Features
27 Jun 18

Impact of Ecuador's 0% car import tax

Although Ecuador's tax breaks on cars coming from Colombia and the European Union have increased vehicle imports and improved sales in the Andean country, they are holding back domestic car production, according to the association of autmotive companies in Ecuador, Aeade.

From January-April of this year, the market share of cars being imported into the country increased six percentage points to 71%, while the market share of cars being assembled in Ecuador went down six percentage points to 29%. This trend is expected to continue in the short to mid-term, local paper El Telegrafo reported.

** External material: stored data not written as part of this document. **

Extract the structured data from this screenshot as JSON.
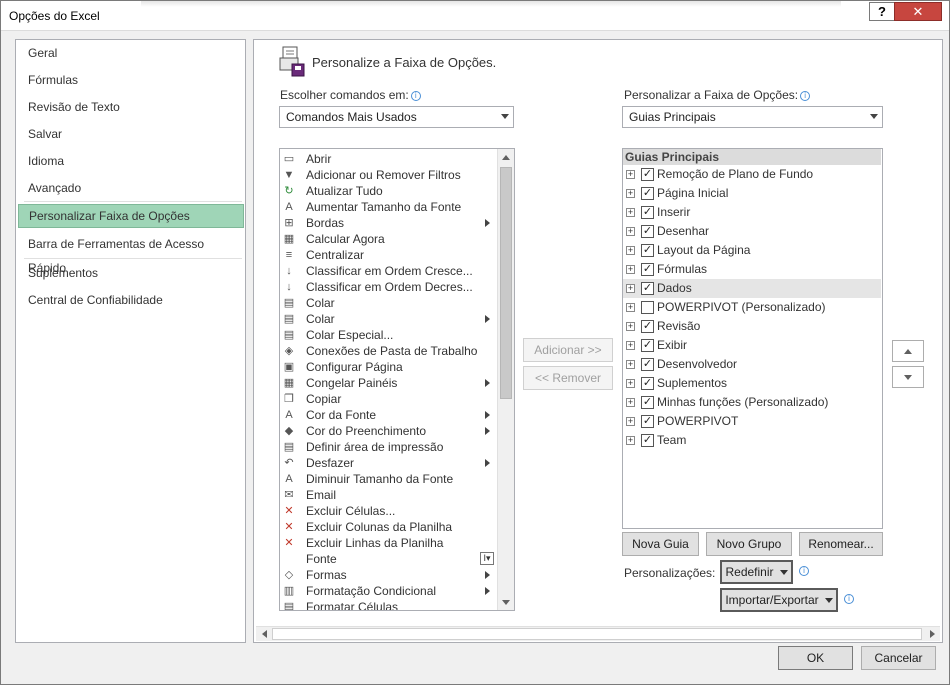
{
  "window": {
    "title": "Opções do Excel",
    "help_label": "?",
    "close_label": "✕"
  },
  "nav": {
    "items": [
      {
        "label": "Geral"
      },
      {
        "label": "Fórmulas"
      },
      {
        "label": "Revisão de Texto"
      },
      {
        "label": "Salvar"
      },
      {
        "label": "Idioma"
      },
      {
        "label": "Avançado"
      },
      {
        "label": "Personalizar Faixa de Opções",
        "selected": true
      },
      {
        "label": "Barra de Ferramentas de Acesso Rápido"
      },
      {
        "label": "Suplementos"
      },
      {
        "label": "Central de Confiabilidade"
      }
    ]
  },
  "header": {
    "title": "Personalize a Faixa de Opções."
  },
  "left": {
    "label": "Escolher comandos em:",
    "dropdown_value": "Comandos Mais Usados",
    "commands": [
      {
        "label": "Abrir",
        "icon": "folder-icon"
      },
      {
        "label": "Adicionar ou Remover Filtros",
        "icon": "filter-icon"
      },
      {
        "label": "Atualizar Tudo",
        "icon": "refresh-icon"
      },
      {
        "label": "Aumentar Tamanho da Fonte",
        "icon": "font-grow-icon"
      },
      {
        "label": "Bordas",
        "icon": "borders-icon",
        "submenu": true
      },
      {
        "label": "Calcular Agora",
        "icon": "calculator-icon"
      },
      {
        "label": "Centralizar",
        "icon": "align-center-icon"
      },
      {
        "label": "Classificar em Ordem Cresce...",
        "icon": "sort-asc-icon"
      },
      {
        "label": "Classificar em Ordem Decres...",
        "icon": "sort-desc-icon"
      },
      {
        "label": "Colar",
        "icon": "paste-icon"
      },
      {
        "label": "Colar",
        "icon": "paste-icon",
        "submenu": true
      },
      {
        "label": "Colar Especial...",
        "icon": "paste-special-icon"
      },
      {
        "label": "Conexões de Pasta de Trabalho",
        "icon": "connections-icon"
      },
      {
        "label": "Configurar Página",
        "icon": "page-setup-icon"
      },
      {
        "label": "Congelar Painéis",
        "icon": "freeze-panes-icon",
        "submenu": true
      },
      {
        "label": "Copiar",
        "icon": "copy-icon"
      },
      {
        "label": "Cor da Fonte",
        "icon": "font-color-icon",
        "submenu": true
      },
      {
        "label": "Cor do Preenchimento",
        "icon": "fill-color-icon",
        "submenu": true
      },
      {
        "label": "Definir área de impressão",
        "icon": "print-area-icon"
      },
      {
        "label": "Desfazer",
        "icon": "undo-icon",
        "submenu": true
      },
      {
        "label": "Diminuir Tamanho da Fonte",
        "icon": "font-shrink-icon"
      },
      {
        "label": "Email",
        "icon": "email-icon"
      },
      {
        "label": "Excluir Células...",
        "icon": "delete-cells-icon"
      },
      {
        "label": "Excluir Colunas da Planilha",
        "icon": "delete-columns-icon"
      },
      {
        "label": "Excluir Linhas da Planilha",
        "icon": "delete-rows-icon"
      },
      {
        "label": "Fonte",
        "icon": "",
        "font_picker": true
      },
      {
        "label": "Formas",
        "icon": "shapes-icon",
        "submenu": true
      },
      {
        "label": "Formatação Condicional",
        "icon": "conditional-format-icon",
        "submenu": true
      },
      {
        "label": "Formatar Células",
        "icon": "format-cells-icon"
      }
    ]
  },
  "middle": {
    "add_label": "Adicionar >>",
    "remove_label": "<< Remover"
  },
  "right": {
    "label": "Personalizar a Faixa de Opções:",
    "dropdown_value": "Guias Principais",
    "tree_header": "Guias Principais",
    "tabs": [
      {
        "label": "Remoção de Plano de Fundo",
        "checked": true
      },
      {
        "label": "Página Inicial",
        "checked": true
      },
      {
        "label": "Inserir",
        "checked": true
      },
      {
        "label": "Desenhar",
        "checked": true
      },
      {
        "label": "Layout da Página",
        "checked": true
      },
      {
        "label": "Fórmulas",
        "checked": true
      },
      {
        "label": "Dados",
        "checked": true,
        "highlighted": true
      },
      {
        "label": "POWERPIVOT (Personalizado)",
        "checked": false
      },
      {
        "label": "Revisão",
        "checked": true
      },
      {
        "label": "Exibir",
        "checked": true
      },
      {
        "label": "Desenvolvedor",
        "checked": true
      },
      {
        "label": "Suplementos",
        "checked": true
      },
      {
        "label": "Minhas funções (Personalizado)",
        "checked": true
      },
      {
        "label": "POWERPIVOT",
        "checked": true
      },
      {
        "label": "Team",
        "checked": true
      }
    ],
    "new_tab_label": "Nova Guia",
    "new_group_label": "Novo Grupo",
    "rename_label": "Renomear...",
    "customizations_label": "Personalizações:",
    "reset_label": "Redefinir",
    "import_export_label": "Importar/Exportar"
  },
  "footer": {
    "ok_label": "OK",
    "cancel_label": "Cancelar"
  },
  "colors": {
    "nav_selected": "#9fd5b7",
    "close_button": "#c7463f"
  }
}
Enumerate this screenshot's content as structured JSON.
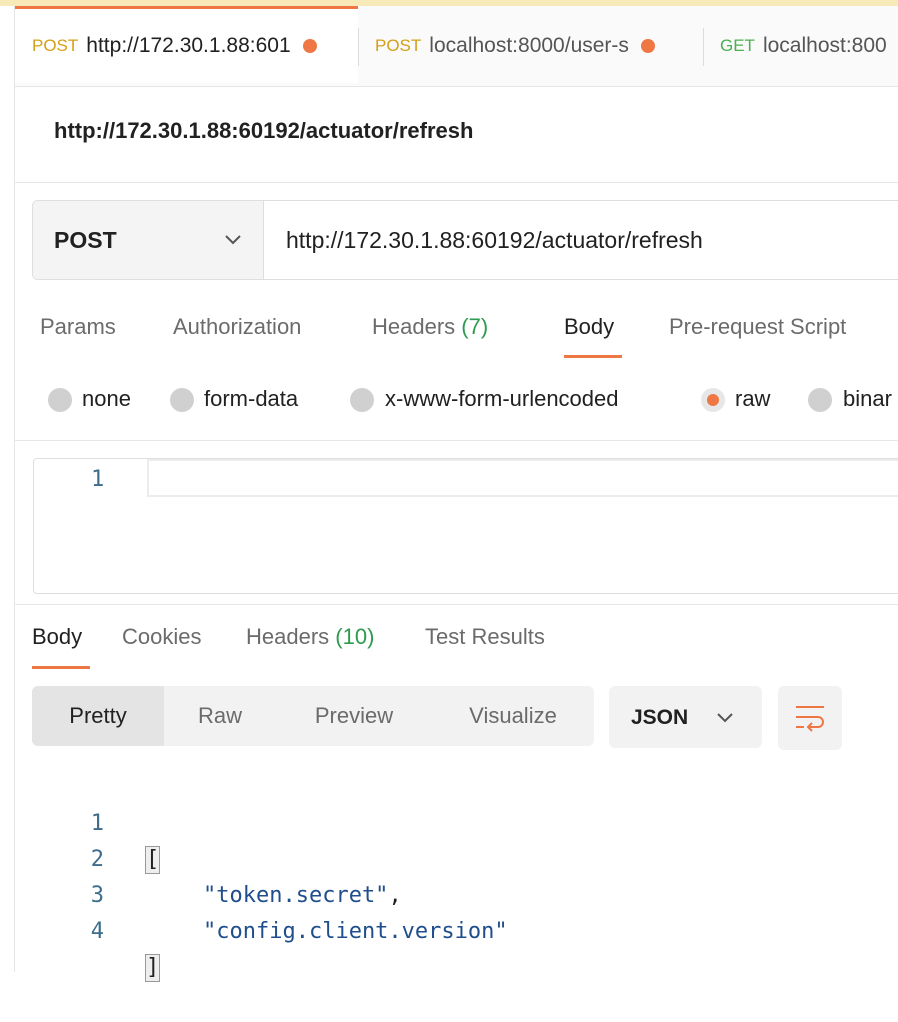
{
  "tabs": [
    {
      "method": "POST",
      "url": "http://172.30.1.88:601",
      "unsaved": true,
      "active": true
    },
    {
      "method": "POST",
      "url": "localhost:8000/user-s",
      "unsaved": true,
      "active": false
    },
    {
      "method": "GET",
      "url": "localhost:800",
      "unsaved": false,
      "active": false
    }
  ],
  "request": {
    "name": "http://172.30.1.88:60192/actuator/refresh",
    "method": "POST",
    "url": "http://172.30.1.88:60192/actuator/refresh",
    "tabs": {
      "params": "Params",
      "authorization": "Authorization",
      "headers": "Headers",
      "headers_count": "(7)",
      "body": "Body",
      "prerequest": "Pre-request Script"
    },
    "body_types": {
      "none": "none",
      "form_data": "form-data",
      "urlencoded": "x-www-form-urlencoded",
      "raw": "raw",
      "binary": "binar"
    },
    "selected_body_type": "raw",
    "editor_line": "1"
  },
  "response": {
    "tabs": {
      "body": "Body",
      "cookies": "Cookies",
      "headers": "Headers",
      "headers_count": "(10)",
      "tests": "Test Results"
    },
    "view_modes": {
      "pretty": "Pretty",
      "raw": "Raw",
      "preview": "Preview",
      "visualize": "Visualize"
    },
    "active_view": "Pretty",
    "language": "JSON",
    "lines": [
      {
        "num": "1",
        "text": "["
      },
      {
        "num": "2",
        "text": "\"token.secret\"",
        "suffix": ","
      },
      {
        "num": "3",
        "text": "\"config.client.version\""
      },
      {
        "num": "4",
        "text": "]"
      }
    ]
  },
  "colors": {
    "accent": "#ee7744",
    "post": "#d4a017",
    "get": "#4caf50",
    "count": "#2e9b4f",
    "string": "#1f4e8c"
  }
}
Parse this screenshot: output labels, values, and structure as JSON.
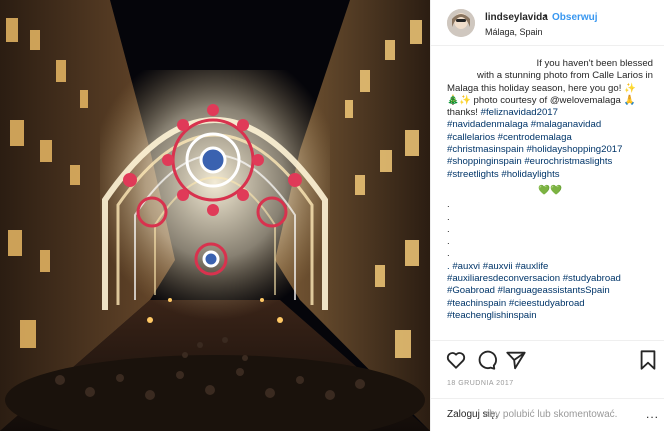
{
  "post": {
    "username": "lindseylavida",
    "separator": "•",
    "follow_label": "Obserwuj",
    "location": "Málaga, Spain"
  },
  "caption": {
    "intro": [
      "If you haven't been blessed",
      "with a stunning photo from Calle Larios in",
      "Malaga this holiday season, here you go! ✨",
      "🎄✨ photo courtesy of @welovemalaga 🙏",
      "thanks!"
    ],
    "hashtags_1": [
      "#feliznavidad2017",
      "#navidadenmalaga #malaganavidad",
      "#callelarios #centrodemalaga",
      "#christmasinspain #holidayshopping2017",
      "#shoppinginspain #eurochristmaslights",
      "#streetlights #holidaylights"
    ],
    "spacer_glyph": "💚💚",
    "dots": [
      ".",
      ".",
      ".",
      ".",
      ".",
      "."
    ],
    "hashtags_2": [
      ". #auxvi #auxvii #auxlife",
      "#auxiliaresdeconversacion #studyabroad",
      "#Goabroad #languageassistantsSpain",
      "#teachinspain #cieestudyabroad",
      "#teachenglishinspain"
    ]
  },
  "actions": {
    "like_icon": "heart-icon",
    "comment_icon": "comment-icon",
    "share_icon": "share-icon",
    "save_icon": "bookmark-icon"
  },
  "date": "18 GRUDNIA 2017",
  "comment_bar": {
    "login_label": "Zaloguj się,",
    "rest_text": "aby polubić lub skomentować.",
    "more_label": "..."
  },
  "colors": {
    "link_blue": "#3897f0",
    "hashtag_blue": "#003569",
    "muted": "#999999",
    "text": "#262626"
  }
}
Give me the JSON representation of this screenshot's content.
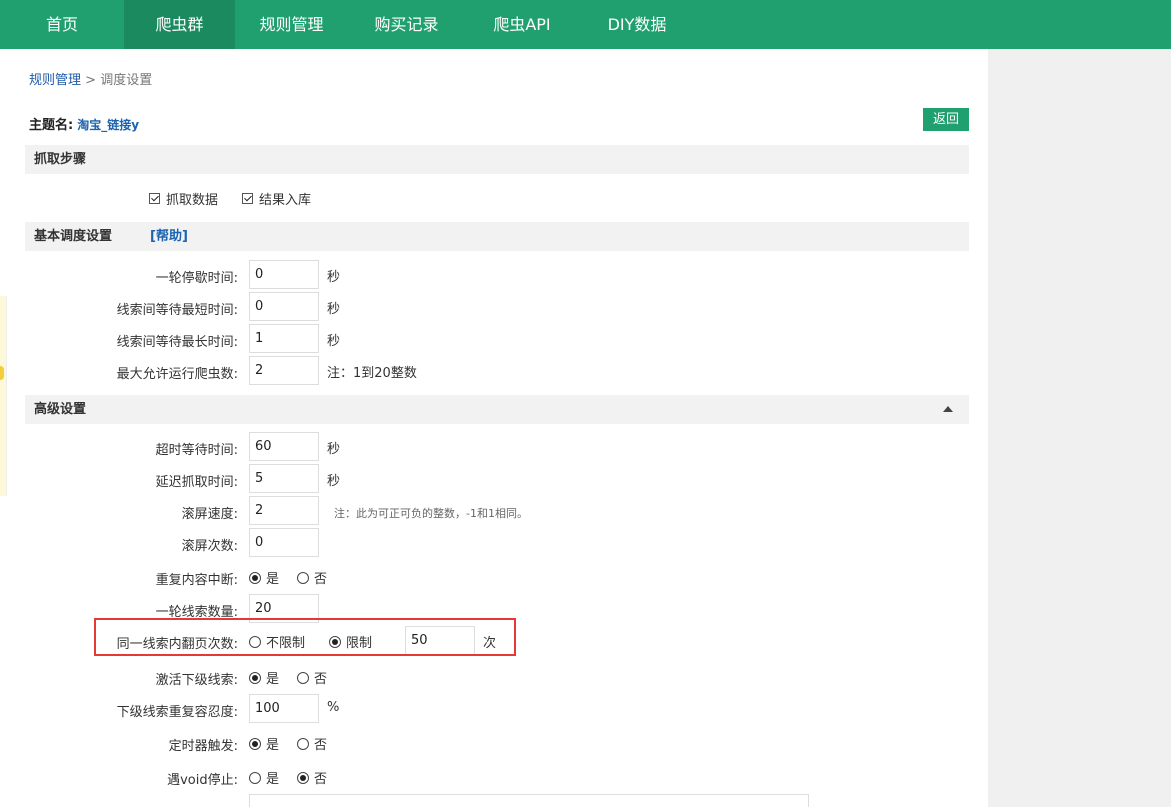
{
  "nav": {
    "items": [
      {
        "label": "首页",
        "active": false
      },
      {
        "label": "爬虫群",
        "active": true
      },
      {
        "label": "规则管理",
        "active": false
      },
      {
        "label": "购买记录",
        "active": false
      },
      {
        "label": "爬虫API",
        "active": false
      },
      {
        "label": "DIY数据",
        "active": false
      }
    ]
  },
  "breadcrumb": {
    "parent": "规则管理",
    "separator": ">",
    "current": "调度设置"
  },
  "theme": {
    "label": "主题名:",
    "value": "淘宝_链接y"
  },
  "back_label": "返回",
  "sections": {
    "steps": {
      "title": "抓取步骤",
      "items": [
        "抓取数据",
        "结果入库"
      ]
    },
    "basic": {
      "title": "基本调度设置",
      "help": "[帮助]"
    },
    "advanced": {
      "title": "高级设置"
    }
  },
  "basic_fields": [
    {
      "label": "一轮停歇时间:",
      "value": "0",
      "unit": "秒"
    },
    {
      "label": "线索间等待最短时间:",
      "value": "0",
      "unit": "秒"
    },
    {
      "label": "线索间等待最长时间:",
      "value": "1",
      "unit": "秒"
    },
    {
      "label": "最大允许运行爬虫数:",
      "value": "2",
      "unit": "注：1到20整数"
    }
  ],
  "advanced_fields": {
    "timeout": {
      "label": "超时等待时间:",
      "value": "60",
      "unit": "秒"
    },
    "delay": {
      "label": "延迟抓取时间:",
      "value": "5",
      "unit": "秒"
    },
    "scroll_speed": {
      "label": "滚屏速度:",
      "value": "2",
      "note": "注：此为可正可负的整数，-1和1相同。"
    },
    "scroll_count": {
      "label": "滚屏次数:",
      "value": "0"
    },
    "repeat_break": {
      "label": "重复内容中断:",
      "yes": "是",
      "no": "否"
    },
    "clues_per_round": {
      "label": "一轮线索数量:",
      "value": "20"
    },
    "page_turns": {
      "label": "同一线索内翻页次数:",
      "unlimited": "不限制",
      "limited": "限制",
      "value": "50",
      "unit": "次"
    },
    "activate_sub": {
      "label": "激活下级线索:",
      "yes": "是",
      "no": "否"
    },
    "sub_tolerance": {
      "label": "下级线索重复容忍度:",
      "value": "100",
      "unit": "%"
    },
    "timer_trigger": {
      "label": "定时器触发:",
      "yes": "是",
      "no": "否"
    },
    "void_stop": {
      "label": "遇void停止:",
      "yes": "是",
      "no": "否"
    }
  },
  "colors": {
    "accent": "#21a06f",
    "nav_active": "#1b8a5e",
    "highlight": "#e53935",
    "link": "#1a63b0"
  }
}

Sales, however, are making a comeback as 2017 showed a 65% jump to 105,077 vehicles. from only 63,555 units in 2016 (a recession year). The country still has much more to go for a full recovery, according to Aeade president Genaro Beldeón, explaining in the report that 141,154 units were sold in 2011. 

As for 2018, the trend has been continuing as 43,756 vehicles were sold in the first four months of the year. Of this amount, 29,780 units - equivalent to 68.1% - were imported vehicles.

From January-April, sales from Colombia imports increased 85% year-over-year to 4,476 units, making up 11.2% of the market, while sales from Europe imports jumped more than four-fold to 2,779 units, being 6.4% of the market. 

Imports have been on the rise since Ecuador's recession in 2016. While January-April imports from Colombia were 2,057 units in 2017 and 1,084 units in 2016, imports from Europe were 708 in 2017 and only 204 in 2016.

Cars coming from Colombia already benefit from a 0% import tarriff, while Europe has a gradual tarriff reduction scheme which started on January 1, 2017, set to reach 0% by 2023. 

The Brands

In 2017, Chevrolet led sales with 41,101 vehicles leaving dealer showrooms,  equivalent to 39.1% of the market.  The US automaker was followed by Kia with 18,223 units (17.3% of the market), Hyundai with 9,443 units (9.0%), Great Wall with 6,792 units (6.46%), and Toyota with 4,809 units (4.57%). 

Other OEMs holding market share - in order - were Nissan, Hino, Ford, Mazda, Renault, Volkswagen, Chery, JAC, Citroen, and Zotye.

Considering automakers assembling the most cars in Ecuador this year, General Motors - as of January 2018 - led by far with 68% of market production. It was followed by Ciaauto with 46%, Kia (27%), Volkswagen (26%), and JAC (10%). Both Volkswagen and JAC were producing no cars in the country last year. 


2019 Chevrolet D-Max, a top-selling pickup in Ecuador (Source: GM)

Fleet Cars

Besides government agencies and car-rental companies, most fleet vehicles in Ecuador are from companies operating in the oil, transport, agriculture, telecommunication, and consumer product trading industries. Fleet sales, by vehicle segment, are cars (42%), pickups (24%), SUVs (18%), trucks (12%), and vans (4%).